Received a drone? Watch the rules

Drones are popular gifts, especially this festive season, prompting the CAAS to issue an updated list on the dos and don'ts of responsible flying.
Drones are popular gifts, especially this festive season, prompting the CAAS to issue an updated list on the dos and don'ts of responsible flying.PHOTO: AVETICS

Drones are a popular Christmas gift this year, prompting the authorities to remind recreational drone fliers who may have received the latest model toy to practise safe flying.

An updated list of dos and don'ts has been put out by the Civil Aviation Authority of Singapore (CAAS) for these hobbyists, including those flying drones for the first time.

The precautionary move was taken because since new regulations kicked in June last year, there have been about 25 cases of drone operators flying foul of the rules.

The regulations spell out, among others, when a drone-flying permit is required and where drones can be flown safely.

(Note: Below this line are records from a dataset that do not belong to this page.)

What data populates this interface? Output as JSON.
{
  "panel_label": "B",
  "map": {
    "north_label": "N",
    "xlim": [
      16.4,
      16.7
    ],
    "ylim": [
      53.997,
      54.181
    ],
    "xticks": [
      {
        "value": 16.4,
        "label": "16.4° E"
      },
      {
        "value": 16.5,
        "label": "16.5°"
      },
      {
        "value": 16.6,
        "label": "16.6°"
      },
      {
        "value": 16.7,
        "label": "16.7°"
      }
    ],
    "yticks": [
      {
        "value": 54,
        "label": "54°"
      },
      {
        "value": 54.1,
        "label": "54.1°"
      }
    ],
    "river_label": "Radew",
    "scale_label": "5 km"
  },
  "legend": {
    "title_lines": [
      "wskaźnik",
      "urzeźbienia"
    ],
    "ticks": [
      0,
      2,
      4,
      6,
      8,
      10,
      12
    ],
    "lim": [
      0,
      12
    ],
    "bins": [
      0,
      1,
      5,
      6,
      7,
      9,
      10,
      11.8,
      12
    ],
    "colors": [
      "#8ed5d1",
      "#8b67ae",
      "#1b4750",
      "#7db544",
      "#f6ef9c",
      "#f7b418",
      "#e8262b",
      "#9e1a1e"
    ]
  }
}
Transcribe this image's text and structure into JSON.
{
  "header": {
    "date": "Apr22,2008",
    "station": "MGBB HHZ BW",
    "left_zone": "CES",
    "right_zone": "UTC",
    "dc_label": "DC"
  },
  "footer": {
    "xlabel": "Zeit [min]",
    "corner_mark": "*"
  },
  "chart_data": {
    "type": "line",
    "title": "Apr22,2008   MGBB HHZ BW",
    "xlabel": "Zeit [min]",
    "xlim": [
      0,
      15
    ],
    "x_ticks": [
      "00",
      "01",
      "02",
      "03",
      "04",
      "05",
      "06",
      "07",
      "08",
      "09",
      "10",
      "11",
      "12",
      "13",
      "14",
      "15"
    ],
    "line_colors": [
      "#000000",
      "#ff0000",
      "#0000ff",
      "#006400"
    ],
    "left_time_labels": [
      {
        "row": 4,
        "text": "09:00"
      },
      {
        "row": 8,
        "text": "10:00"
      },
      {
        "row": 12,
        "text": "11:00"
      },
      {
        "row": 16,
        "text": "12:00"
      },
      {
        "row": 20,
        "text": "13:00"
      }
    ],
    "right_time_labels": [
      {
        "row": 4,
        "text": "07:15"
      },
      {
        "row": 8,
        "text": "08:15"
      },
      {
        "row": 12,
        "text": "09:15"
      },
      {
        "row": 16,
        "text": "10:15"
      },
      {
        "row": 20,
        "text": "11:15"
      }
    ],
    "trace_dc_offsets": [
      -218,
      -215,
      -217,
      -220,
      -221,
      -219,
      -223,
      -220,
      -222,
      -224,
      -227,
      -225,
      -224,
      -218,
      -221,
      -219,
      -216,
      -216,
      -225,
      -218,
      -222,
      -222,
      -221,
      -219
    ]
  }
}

CAAS director for the aviation industry, Mr Daniel Ng, said the campaign is being done in the interest of flight and public safety, and to raise people's awareness "on the need to fly their drones safely and responsibly". It was launched last week.

Desired flying practices include sending the mini-machines up in the sky only when the weather is clear and visibility is good, said the CAAS.

Users are also advised to keep their drones in sight all the time and not to fly over crowds or areas where they may interfere with emergency or moving vehicles.

A permit is a must when the drone weighs more than 7kg, flies above a height of 60m or is used for commercial purposes.

Operators also need to apply for a permit to ensure they do not fly over restricted and dangerous zones, including within 5km of an airport or airbase.

Those who break the rules can be fined up to $20,000 for their first offence. Repeat offenders can be fined up to $40,000, jailed up to 15 months, or given both punishments.

Drone retailers like Rotor Hobby say Christmas sales have risen.

Rotor is selling about 20 per cent more this festive month, especially for the cheaper models that start from as low as $39, said its manager, Ms Swen Lee. She added that first-timers "actually ask us for advice as they're afraid they may do something illegal".

Mr Alvin Lim, who works at The Drone Shop, said the store "has a big poster listing the dos and don'ts that we show to new fliers".

Mr Felix Oking, 34, an administrator of drone hobby group Universal Drones Singapore, said newcomers should preferably not go it alone on their maiden flight.

"They should do it with an experienced flier.''

He added: "New fliers can also join online drone groups, where they can get advice and tips on how to fly their drones."